1. Prepping the Rose Petals
Ensure that the rose petals that you’re going to use are organic and free of pesticides. Wash the rose petals and let it dry on paper towels.
I recommend using dried rose petals because I worry about because of the high water content in fresh petals which might cause condensation and mold to develop in the infusion.
If using fresh rose petals, I suggest to wilt it first in a warm area, but away from direct sun, in a single layer. This will lessen the water content but still preserve the aroma.
Sanitize and dry a wide-mouth glass jar. Tear the rose petals and place in the jar until about 2/3 or 3/4 full. Then fill the jar with your chosen carrier oil (grapeseed, oilive oil, jojoba, etc.) , making sure that the oil covers all the petals by at least an inch.
Note: If using harder butters like shea or coconut oil, you might need to put the jar in a bain marie or hot water bath to melt the oil completely.
2. Heat the Rose Petals in the Carrier Oil
Screw the lid on the jar and seal tightly and shake to incorporate. Place the jar on a pot of freshly boiled water and leave it there until the water cools down. Alternatively, you can place in a sunny window where you can easily access your infusion to shake and inspect from time to time.

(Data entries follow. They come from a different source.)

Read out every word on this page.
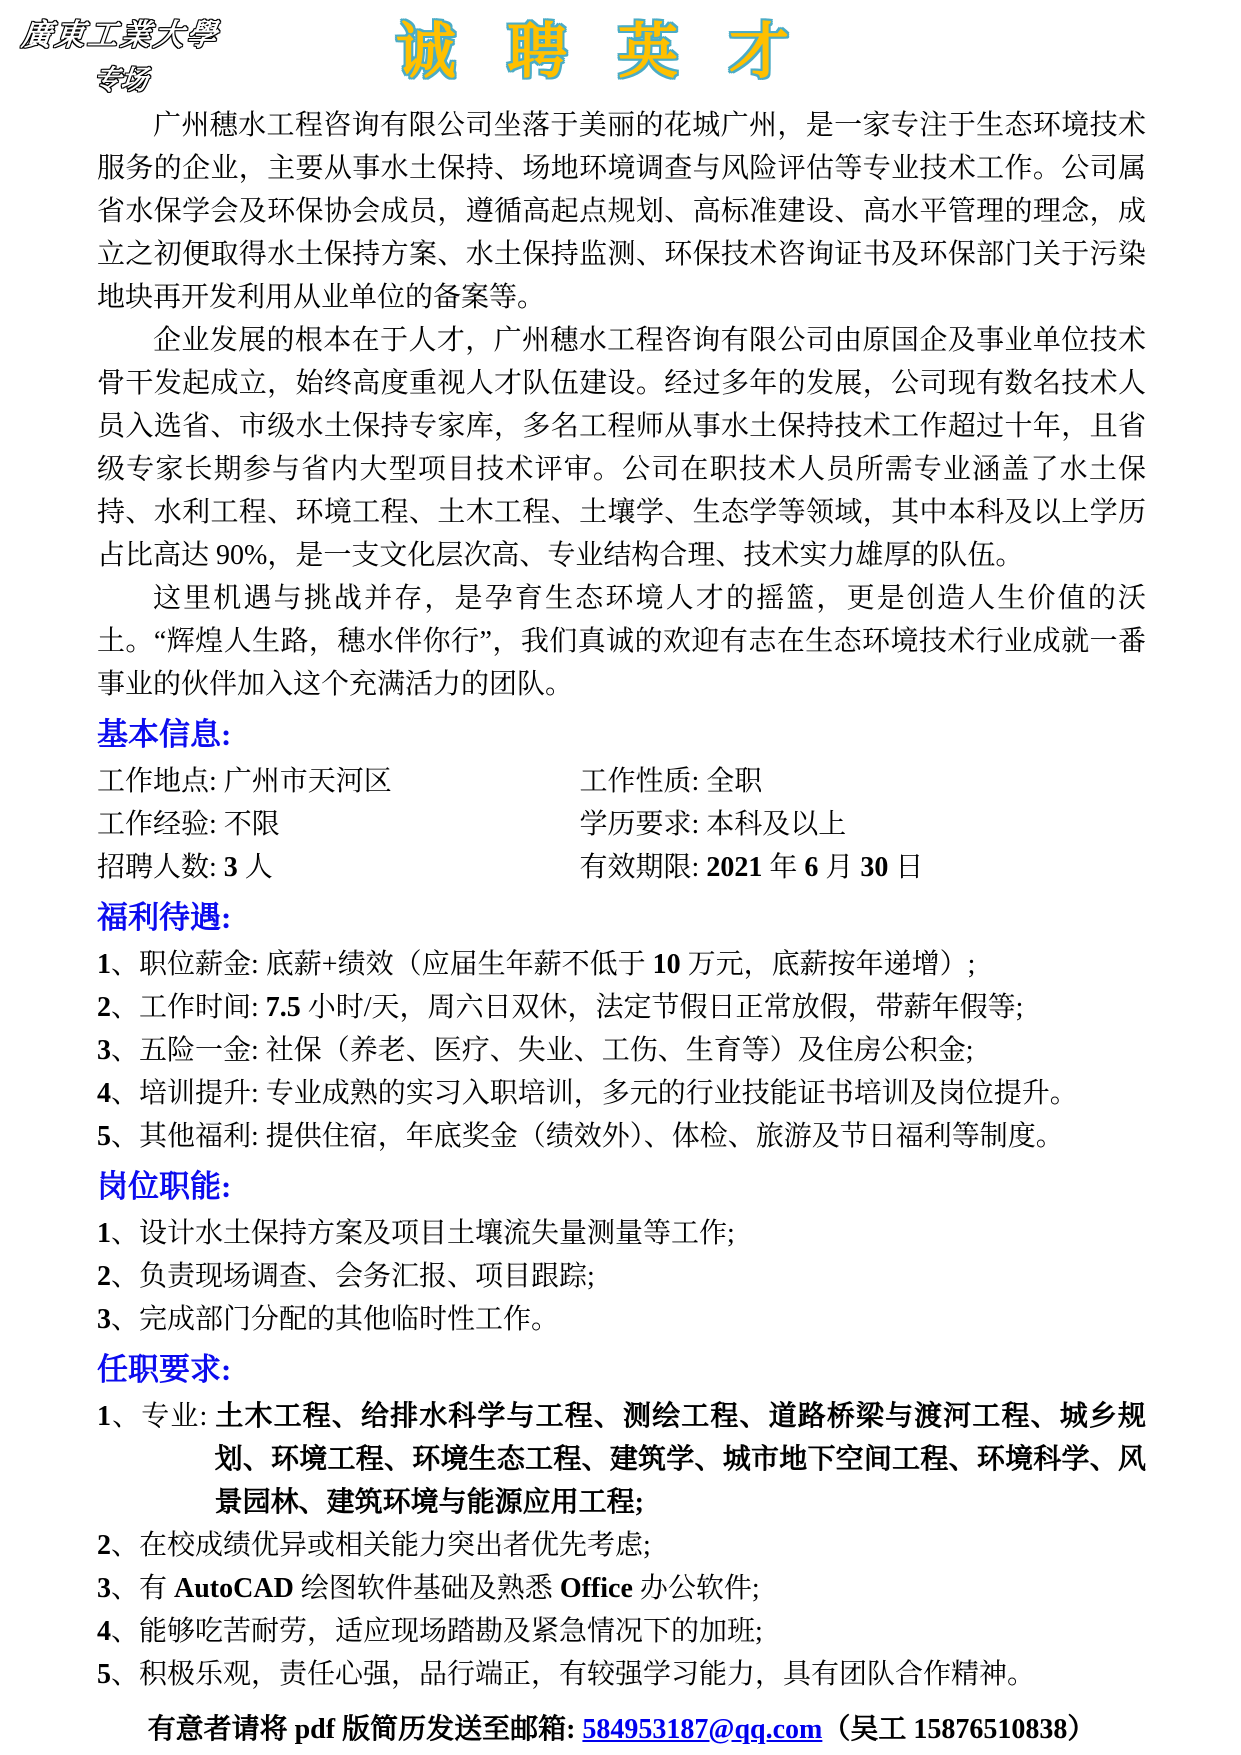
廣東工業大學
专场	诚 聘 英 才

广州穗水工程咨询有限公司坐落于美丽的花城广州，是一家专注于生态环境技术服务的企业，主要从事水土保持、场地环境调查与风险评估等专业技术工作。公司属省水保学会及环保协会成员，遵循高起点规划、高标准建设、高水平管理的理念，成立之初便取得水土保持方案、水土保持监测、环保技术咨询证书及环保部门关于污染地块再开发利用从业单位的备案等。

企业发展的根本在于人才，广州穗水工程咨询有限公司由原国企及事业单位技术骨干发起成立，始终高度重视人才队伍建设。经过多年的发展，公司现有数名技术人员入选省、市级水土保持专家库，多名工程师从事水土保持技术工作超过十年，且省级专家长期参与省内大型项目技术评审。公司在职技术人员所需专业涵盖了水土保持、水利工程、环境工程、土木工程、土壤学、生态学等领域，其中本科及以上学历占比高达 90%，是一支文化层次高、专业结构合理、技术实力雄厚的队伍。

这里机遇与挑战并存，是孕育生态环境人才的摇篮，更是创造人生价值的沃土。“辉煌人生路，穗水伴你行”，我们真诚的欢迎有志在生态环境技术行业成就一番事业的伙伴加入这个充满活力的团队。

基本信息:
工作地点: 广州市天河区	工作性质: 全职
工作经验: 不限	学历要求: 本科及以上
招聘人数: 3 人	有效期限: 2021 年 6 月 30 日
福利待遇:
1、职位薪金: 底薪+绩效（应届生年薪不低于 10 万元，底薪按年递增）;
2、工作时间: 7.5 小时/天，周六日双休，法定节假日正常放假，带薪年假等;
3、五险一金: 社保（养老、医疗、失业、工伤、生育等）及住房公积金;
4、培训提升: 专业成熟的实习入职培训，多元的行业技能证书培训及岗位提升。
5、其他福利: 提供住宿，年底奖金（绩效外）、体检、旅游及节日福利等制度。
岗位职能:
1、设计水土保持方案及项目土壤流失量测量等工作;
2、负责现场调查、会务汇报、项目跟踪;
3、完成部门分配的其他临时性工作。
任职要求:
1、专业: 土木工程、给排水科学与工程、测绘工程、道路桥梁与渡河工程、城乡规划、环境工程、环境生态工程、建筑学、城市地下空间工程、环境科学、风景园林、建筑环境与能源应用工程;
2、在校成绩优异或相关能力突出者优先考虑;
3、有 AutoCAD 绘图软件基础及熟悉 Office 办公软件;
4、能够吃苦耐劳，适应现场踏勘及紧急情况下的加班;
5、积极乐观，责任心强，品行端正，有较强学习能力，具有团队合作精神。
有意者请将 pdf 版简历发送至邮箱: 584953187@qq.com（吴工 15876510838）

3. Store the Rose Infused Oil
The infusion will be ready to use it in 24 hours, but I suggest to let the infusion steep for 2 to 6 weeks. Of course, the longer it steeps, the more potent it is. You can opt to top up with more rose petals to steep again for a stronger infusion.
When the infusion is ready, You may choose to strain it into a smaller clean and dry glass bottle (preferably amber or dark-colored) lined with cheesecloth or muslin.
You rose infused oil may keep up to 6 months, and maybe up to a year if using dried rose petals.
The high-cost of the production of the rose essential oil is the main reason why it is very expensive. It involves a lot of equipment, chemistry, and labor, to make its production possible, which is why it’s difficult to produce at home. But while it is expensive, looking at $100 or more for a 15ml bottle, people are still willing to buy it because of the captivating aroma and the therapeutic benefits that come with it.